Property Crimes model

print(xtable(summary(Property)$s.table), type = "html")
edf Ref.df F p-value
s(Gini_index) 2.48 3.03 4.83 0.00
s(Under_highschool) 1.27 1.47 2.51 0.07
s(Unemployment) 3.82 4.69 2.18 0.08

Comparing model

c1 <- c("All Crimes", "Violent Crimes", "Firearm Crimes", "Property Crimes")
c2 <- c(summary(All)$r.sq, summary(Violent)$r.sq, summary(Firearm)$r.sq, summary(Property)$r.sq)
rsq <- as.data.frame(c1,c2)

x <-c("All Crimes", "Violent Crimes", "Firearm Crimes", "Property Crimes")
y <-c(summary(All)$r.sq, summary(Violent)$r.sq, summary(Firearm)$r.sq, summary(Property)$r.sq)
x_name <- "Model"
y_name <- "R-squared"

df <- data.frame(x,y)
names(df) <- c(x_name,y_name)

print(xtable(df), type = "html")
Model R-squared
1 All Crimes 0.26
2 Violent Crimes 0.68
3 Firearm Crimes 0.44
4 Property Crimes 0.21

Conclusions

The crimes rates distribution maps indicate that there are four spatial cluster with high value of crime rates, which are the western part, central part, Eastern part of New York State and New York City.

Taking Gini index, under high school education attainment rate, and unemployment rate as independent variables, the generalized additive model of this project good confidence to fit the violent crimes, with adjusted R squared 0.5077 and relatively low p-value for the independent variables. However, this regression model does not fit with all crimes, firearm crime, as well as property crimes.

According to the generalized additive model, both income inequality (Gini Index) and poor education attainment (under high school rate) have significant positive contribution to the violent crime, while unemployment rate has slight positive contribution to crime rates.

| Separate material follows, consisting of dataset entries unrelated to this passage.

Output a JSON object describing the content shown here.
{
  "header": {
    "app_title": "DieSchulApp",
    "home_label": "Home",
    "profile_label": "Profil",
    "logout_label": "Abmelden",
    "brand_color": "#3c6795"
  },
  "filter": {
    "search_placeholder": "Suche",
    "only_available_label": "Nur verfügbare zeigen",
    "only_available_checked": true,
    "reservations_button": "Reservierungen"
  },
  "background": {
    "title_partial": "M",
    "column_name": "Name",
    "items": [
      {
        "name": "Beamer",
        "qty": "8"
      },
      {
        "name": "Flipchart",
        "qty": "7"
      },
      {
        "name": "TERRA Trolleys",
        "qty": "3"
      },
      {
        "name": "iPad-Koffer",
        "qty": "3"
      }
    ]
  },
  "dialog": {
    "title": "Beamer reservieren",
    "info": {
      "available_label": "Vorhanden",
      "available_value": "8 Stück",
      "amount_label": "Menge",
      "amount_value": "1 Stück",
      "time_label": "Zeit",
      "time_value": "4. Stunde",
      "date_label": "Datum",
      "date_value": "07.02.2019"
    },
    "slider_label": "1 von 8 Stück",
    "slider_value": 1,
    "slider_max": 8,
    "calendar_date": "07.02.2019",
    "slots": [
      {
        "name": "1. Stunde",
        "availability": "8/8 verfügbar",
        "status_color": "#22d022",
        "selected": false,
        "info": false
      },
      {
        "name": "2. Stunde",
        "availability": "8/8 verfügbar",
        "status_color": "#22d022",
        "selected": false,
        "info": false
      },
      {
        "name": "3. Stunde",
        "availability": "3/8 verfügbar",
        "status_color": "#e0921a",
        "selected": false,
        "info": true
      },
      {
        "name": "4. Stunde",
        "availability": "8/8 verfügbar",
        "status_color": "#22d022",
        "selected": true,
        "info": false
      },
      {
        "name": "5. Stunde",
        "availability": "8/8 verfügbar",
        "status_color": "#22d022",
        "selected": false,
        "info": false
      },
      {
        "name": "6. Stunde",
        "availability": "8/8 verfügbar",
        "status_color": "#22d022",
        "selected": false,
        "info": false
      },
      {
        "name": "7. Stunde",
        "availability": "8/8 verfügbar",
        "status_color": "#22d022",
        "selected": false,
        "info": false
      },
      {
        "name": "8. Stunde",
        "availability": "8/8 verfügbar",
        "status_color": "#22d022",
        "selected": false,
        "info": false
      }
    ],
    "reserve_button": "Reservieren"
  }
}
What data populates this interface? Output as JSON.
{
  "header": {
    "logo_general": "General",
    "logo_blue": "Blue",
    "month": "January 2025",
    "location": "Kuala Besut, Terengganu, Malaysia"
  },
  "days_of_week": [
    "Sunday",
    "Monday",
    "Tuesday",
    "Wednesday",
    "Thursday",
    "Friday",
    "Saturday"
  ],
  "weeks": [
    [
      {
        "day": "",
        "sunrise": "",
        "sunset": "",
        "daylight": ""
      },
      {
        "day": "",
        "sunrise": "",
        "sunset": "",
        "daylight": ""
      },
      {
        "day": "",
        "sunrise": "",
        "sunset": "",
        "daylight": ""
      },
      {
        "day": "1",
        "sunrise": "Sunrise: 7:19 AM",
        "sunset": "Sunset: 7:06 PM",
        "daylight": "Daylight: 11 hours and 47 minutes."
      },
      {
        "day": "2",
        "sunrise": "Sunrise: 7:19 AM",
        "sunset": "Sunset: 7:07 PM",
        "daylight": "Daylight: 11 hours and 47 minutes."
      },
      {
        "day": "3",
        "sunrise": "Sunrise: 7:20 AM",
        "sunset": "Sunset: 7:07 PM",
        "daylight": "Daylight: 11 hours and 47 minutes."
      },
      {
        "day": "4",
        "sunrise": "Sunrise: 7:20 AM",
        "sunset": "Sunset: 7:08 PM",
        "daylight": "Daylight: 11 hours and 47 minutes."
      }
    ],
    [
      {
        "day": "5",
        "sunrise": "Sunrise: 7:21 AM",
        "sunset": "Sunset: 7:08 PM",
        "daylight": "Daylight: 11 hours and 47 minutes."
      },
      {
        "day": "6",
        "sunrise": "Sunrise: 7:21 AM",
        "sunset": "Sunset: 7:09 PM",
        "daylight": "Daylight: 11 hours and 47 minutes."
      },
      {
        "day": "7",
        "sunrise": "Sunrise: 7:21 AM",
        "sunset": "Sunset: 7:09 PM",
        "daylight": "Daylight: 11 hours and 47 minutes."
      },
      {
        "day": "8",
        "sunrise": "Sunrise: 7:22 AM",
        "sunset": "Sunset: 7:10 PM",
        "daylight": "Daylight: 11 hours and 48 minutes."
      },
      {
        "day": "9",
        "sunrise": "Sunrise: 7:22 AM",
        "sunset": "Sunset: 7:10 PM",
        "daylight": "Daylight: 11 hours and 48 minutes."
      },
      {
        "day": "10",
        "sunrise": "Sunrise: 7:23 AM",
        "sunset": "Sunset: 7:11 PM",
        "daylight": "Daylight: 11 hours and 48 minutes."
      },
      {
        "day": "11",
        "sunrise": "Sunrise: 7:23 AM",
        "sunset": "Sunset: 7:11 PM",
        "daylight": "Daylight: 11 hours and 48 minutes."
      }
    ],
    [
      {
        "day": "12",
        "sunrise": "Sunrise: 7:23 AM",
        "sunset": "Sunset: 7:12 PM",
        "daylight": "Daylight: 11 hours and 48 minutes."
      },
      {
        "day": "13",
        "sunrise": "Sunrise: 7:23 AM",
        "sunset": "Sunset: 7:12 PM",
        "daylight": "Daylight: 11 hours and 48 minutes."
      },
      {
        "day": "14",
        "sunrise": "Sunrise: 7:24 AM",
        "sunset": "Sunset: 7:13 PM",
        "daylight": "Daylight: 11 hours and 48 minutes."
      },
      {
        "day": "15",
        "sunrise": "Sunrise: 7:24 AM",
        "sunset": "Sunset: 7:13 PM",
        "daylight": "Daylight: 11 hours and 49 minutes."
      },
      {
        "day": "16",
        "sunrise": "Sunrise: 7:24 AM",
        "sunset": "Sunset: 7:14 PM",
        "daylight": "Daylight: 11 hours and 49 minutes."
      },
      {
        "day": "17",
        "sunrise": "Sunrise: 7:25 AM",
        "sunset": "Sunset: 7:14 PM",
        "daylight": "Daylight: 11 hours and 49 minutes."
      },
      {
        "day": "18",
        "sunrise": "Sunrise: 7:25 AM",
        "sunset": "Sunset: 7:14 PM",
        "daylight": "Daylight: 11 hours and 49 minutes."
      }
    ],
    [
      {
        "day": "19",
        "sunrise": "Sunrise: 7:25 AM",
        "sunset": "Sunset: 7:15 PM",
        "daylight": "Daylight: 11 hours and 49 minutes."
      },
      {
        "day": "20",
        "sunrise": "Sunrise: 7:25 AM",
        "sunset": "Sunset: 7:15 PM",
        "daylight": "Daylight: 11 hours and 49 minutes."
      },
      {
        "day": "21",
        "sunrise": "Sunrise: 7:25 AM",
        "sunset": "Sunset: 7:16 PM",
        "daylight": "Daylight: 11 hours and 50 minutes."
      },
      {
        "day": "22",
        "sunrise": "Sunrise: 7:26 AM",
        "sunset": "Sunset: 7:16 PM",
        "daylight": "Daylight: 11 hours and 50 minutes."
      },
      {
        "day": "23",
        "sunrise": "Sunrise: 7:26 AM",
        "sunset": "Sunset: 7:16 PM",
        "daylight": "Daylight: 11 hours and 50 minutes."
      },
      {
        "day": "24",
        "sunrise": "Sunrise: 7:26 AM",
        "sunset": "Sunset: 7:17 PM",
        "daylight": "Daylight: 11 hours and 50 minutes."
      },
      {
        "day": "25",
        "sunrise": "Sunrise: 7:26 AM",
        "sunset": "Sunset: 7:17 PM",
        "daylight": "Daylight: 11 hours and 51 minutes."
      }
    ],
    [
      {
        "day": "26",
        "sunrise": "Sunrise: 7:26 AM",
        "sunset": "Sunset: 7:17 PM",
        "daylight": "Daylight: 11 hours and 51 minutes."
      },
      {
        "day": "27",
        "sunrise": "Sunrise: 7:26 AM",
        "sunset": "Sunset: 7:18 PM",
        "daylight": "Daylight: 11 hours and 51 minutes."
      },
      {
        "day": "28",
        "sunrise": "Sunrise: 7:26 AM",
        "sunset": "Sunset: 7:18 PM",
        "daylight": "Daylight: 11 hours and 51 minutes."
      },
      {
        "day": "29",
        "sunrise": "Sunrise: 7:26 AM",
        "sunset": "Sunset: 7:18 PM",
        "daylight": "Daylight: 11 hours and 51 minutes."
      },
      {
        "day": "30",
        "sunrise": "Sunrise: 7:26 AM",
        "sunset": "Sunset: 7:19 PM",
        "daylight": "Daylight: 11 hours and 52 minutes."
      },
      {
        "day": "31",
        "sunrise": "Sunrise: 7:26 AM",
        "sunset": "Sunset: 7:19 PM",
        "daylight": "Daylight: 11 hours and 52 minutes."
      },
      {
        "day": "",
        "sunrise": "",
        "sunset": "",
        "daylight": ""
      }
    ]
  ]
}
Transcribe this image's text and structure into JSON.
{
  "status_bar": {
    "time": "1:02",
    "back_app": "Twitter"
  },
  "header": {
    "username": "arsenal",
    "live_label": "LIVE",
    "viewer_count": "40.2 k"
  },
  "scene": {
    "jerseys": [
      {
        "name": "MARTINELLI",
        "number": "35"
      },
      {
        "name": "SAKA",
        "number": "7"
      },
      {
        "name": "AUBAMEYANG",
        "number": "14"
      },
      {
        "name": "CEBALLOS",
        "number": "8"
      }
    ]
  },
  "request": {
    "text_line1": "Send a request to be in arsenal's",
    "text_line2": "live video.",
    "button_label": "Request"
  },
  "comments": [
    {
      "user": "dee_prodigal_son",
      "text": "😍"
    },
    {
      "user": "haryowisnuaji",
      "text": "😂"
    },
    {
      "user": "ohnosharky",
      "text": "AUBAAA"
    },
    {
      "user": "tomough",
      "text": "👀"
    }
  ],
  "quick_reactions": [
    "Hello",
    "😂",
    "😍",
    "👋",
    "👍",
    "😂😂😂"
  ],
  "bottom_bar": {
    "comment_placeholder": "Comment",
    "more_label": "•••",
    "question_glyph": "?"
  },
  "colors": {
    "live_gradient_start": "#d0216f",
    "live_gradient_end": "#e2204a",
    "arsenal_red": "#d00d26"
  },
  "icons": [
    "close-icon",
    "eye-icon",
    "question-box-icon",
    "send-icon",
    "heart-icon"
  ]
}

While the generalized additive model does possess the power to explain the violent crime, it has poor ability to estimate other type of crimes. Therefore, this regression model still need to be improve by taking other independent variable into the model.

References

[1]Hsieh, Ching-Chi, and Meredith D. Pugh. “Poverty, income inequality, and violent crime: a meta-analysis of recent aggregate data studies.” Criminal Justice Review 18.2 (1993): 182-202.

[2]Rogerson, Peter. Statistical methods for geography. Sage, 2001.

[3]Morenoff, Jeffrey D., and Robert J. Sampson. “Violent crime and the spatial dynamics of neighborhood transition: Chicago, 1970-1990.” Social forces (1997): 31-64.

[4]Gini, C. W. “Variability and mutability, contribution to the study of statistical distribution and relaitons.” Studi Economico-Giuricici della R (1912).